Nepal | February 28, 2020

Training: A means to adapt to change

• TOPICS

NARESH KHANAL

Are we all perfect? Do we need to update ourselves with the changing environment? Adaptation is a key to succeeding in this changing environment. An external environment – political, economic or technological – is not in our control. Changes in these environments are continuous, and it is important to adapt to these changes to survive in this world.

This applies to everyone, from the employees to business owners. But the question is, how can we adapt quickly to the changes and move ahead? This is where training comes into the picture. Training is teaching a person a particular skill or type of behaviour. An expert trains other people to make them aware of a particular skill in which he has expertise.

We can be trained to perform different functions, but we do not need to be an expert. For example, a finance manager of an organisation is an expert in financial management, but it is also necessary for him/her to understand the latest financial technologies. This can be learnt through training, and for the finance manager to share his expertise, he can facilitate a financial management training.

Training can be achieved through different means. One can learn things from the internet or by taking classes or by attending a conference or seminar. However, each and every source of training involves some cost. Even learning from Google has an internet cost associated with it. Some of us think apart from self-learning, other modes are just a mere out of pocket expense. But it is necessary to understand that the cost involved in training is an individual’s investment in themselves.

For example, Nepal Rastra Bank (NRB) has just directed the commercial banks to implement goAML. This is a change in the economic policy in the external environment. Experts from the NRB are involved in increasing awareness about goAML through trainings and seminars, and as such, banking professionals first involved in the trainings can later conduct meetings within the organisations to train other employees. This not only helps us to adapt to the changes quickly but also reduces the investment in training employees.

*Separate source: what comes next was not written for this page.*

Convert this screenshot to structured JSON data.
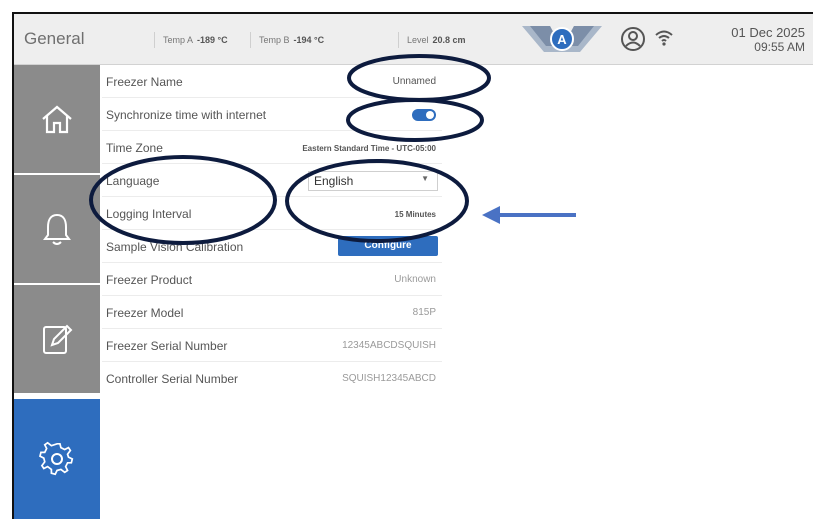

The recent compulsory adoption of Nepal Accounting Standard (NAS) for Non-Profit Organisations (NPOs) is another example of change. The implementation requires awareness, and training helps to raise it within the target groups. Later, such target groups by sharing their knowledge through training help to spread the awareness further.

Overall, we talk about government generating revenue through taxes and making the economic system transparent, accountable and sustainable, and training is something which is essential to achieve all these things. Therefore, training is an investment rather than just a mere expense


A version of this article appears in print on February 03, 2020 of The Himalayan Times.